Main-chain organometallic polymers comprising redox-active iron(II) centers connected by ditopic N-heterocyclic carbenes

Main-chain organometallic polymers were synthesized from bimetallic iron(II)complexes containing a ditopic N-heterocyclic carbene (NHC) ligand [(cp)(CO)LFe(NHC~NHC)Fe (cp)(CO)L]X2 (where NHC~NHC represents a bridging dicarbene ligand, L = I– or CO). Addition of a diimine ligand such as pyrazine or 4,4’-bipyridine interconnected these bimetallic complexes and gave the corresponding co-polymers containing iron centers that are alternately linked by a dicarbene and a diimine ligand.
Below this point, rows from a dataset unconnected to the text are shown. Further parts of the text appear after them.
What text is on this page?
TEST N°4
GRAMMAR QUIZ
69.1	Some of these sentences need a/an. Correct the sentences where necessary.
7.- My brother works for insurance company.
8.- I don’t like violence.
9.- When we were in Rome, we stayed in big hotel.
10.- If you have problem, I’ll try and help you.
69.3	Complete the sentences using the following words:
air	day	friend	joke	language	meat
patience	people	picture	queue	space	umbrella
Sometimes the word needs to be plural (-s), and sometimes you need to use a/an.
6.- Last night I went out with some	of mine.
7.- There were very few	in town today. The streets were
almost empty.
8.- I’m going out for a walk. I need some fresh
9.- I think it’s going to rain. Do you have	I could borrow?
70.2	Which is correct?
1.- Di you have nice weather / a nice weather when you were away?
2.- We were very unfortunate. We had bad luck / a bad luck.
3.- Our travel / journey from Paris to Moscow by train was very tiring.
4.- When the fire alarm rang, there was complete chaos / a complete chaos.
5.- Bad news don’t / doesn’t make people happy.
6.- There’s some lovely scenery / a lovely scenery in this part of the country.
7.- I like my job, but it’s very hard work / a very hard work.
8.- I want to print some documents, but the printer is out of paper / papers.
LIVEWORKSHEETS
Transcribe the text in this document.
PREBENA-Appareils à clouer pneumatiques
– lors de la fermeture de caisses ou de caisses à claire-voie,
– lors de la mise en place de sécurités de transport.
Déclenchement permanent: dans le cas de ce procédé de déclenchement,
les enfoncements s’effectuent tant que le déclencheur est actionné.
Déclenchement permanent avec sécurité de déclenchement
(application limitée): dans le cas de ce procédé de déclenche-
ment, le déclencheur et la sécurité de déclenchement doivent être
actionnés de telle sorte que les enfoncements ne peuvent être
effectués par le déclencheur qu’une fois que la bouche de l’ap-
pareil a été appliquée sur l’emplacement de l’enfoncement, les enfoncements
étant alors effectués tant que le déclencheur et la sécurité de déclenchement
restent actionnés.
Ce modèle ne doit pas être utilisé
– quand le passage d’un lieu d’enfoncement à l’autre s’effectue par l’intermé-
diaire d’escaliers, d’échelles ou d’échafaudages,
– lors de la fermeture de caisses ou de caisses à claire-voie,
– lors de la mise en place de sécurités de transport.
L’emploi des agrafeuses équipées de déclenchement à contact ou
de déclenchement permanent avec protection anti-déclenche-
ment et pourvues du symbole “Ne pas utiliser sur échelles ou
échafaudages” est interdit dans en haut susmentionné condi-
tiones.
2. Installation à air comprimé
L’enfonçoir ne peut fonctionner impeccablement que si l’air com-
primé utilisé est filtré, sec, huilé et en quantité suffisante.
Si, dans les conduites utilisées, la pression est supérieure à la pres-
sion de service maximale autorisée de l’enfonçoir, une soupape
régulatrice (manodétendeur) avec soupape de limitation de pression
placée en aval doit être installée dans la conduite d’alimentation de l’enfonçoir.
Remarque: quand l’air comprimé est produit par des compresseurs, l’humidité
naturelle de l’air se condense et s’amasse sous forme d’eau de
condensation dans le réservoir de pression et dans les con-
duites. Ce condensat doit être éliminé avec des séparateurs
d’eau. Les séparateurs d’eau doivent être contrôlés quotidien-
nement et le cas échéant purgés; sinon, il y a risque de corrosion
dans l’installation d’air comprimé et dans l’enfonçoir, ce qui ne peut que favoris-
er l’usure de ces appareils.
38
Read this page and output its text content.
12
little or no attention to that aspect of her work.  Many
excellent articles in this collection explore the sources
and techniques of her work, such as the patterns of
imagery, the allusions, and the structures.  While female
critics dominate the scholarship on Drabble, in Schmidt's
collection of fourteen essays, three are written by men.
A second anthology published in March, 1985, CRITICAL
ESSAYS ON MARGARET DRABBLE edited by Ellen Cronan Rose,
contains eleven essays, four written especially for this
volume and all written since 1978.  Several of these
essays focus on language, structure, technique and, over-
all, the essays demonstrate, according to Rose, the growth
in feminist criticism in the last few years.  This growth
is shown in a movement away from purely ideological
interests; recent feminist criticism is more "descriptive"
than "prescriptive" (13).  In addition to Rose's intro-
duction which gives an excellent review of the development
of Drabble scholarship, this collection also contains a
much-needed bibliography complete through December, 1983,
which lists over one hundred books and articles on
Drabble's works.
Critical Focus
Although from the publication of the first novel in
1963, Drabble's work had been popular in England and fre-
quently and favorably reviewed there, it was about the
Diimine coordination was depending on the wingtip groups at the carbene ligands and was accomplished either by photolytic activation of a carbonyl ligand from the cationic [Fe(cp)(NHC)(CO)2]+ precursor (alkyl wingtips) or by AgBF4-mediated halide abstraction from the neutral complex [FeI(cp)(NHC)(CO)] (mesityl wingtips). Remarkably, the polymeric materials were substantially more stable than the related bimetallic model complexes. Electrochemical analyses indicated metal-metal interactions in the pyrazine-containing polymers, whereas in 4,4’-bipyridine-linked systems the metal centers were electronically decoupled.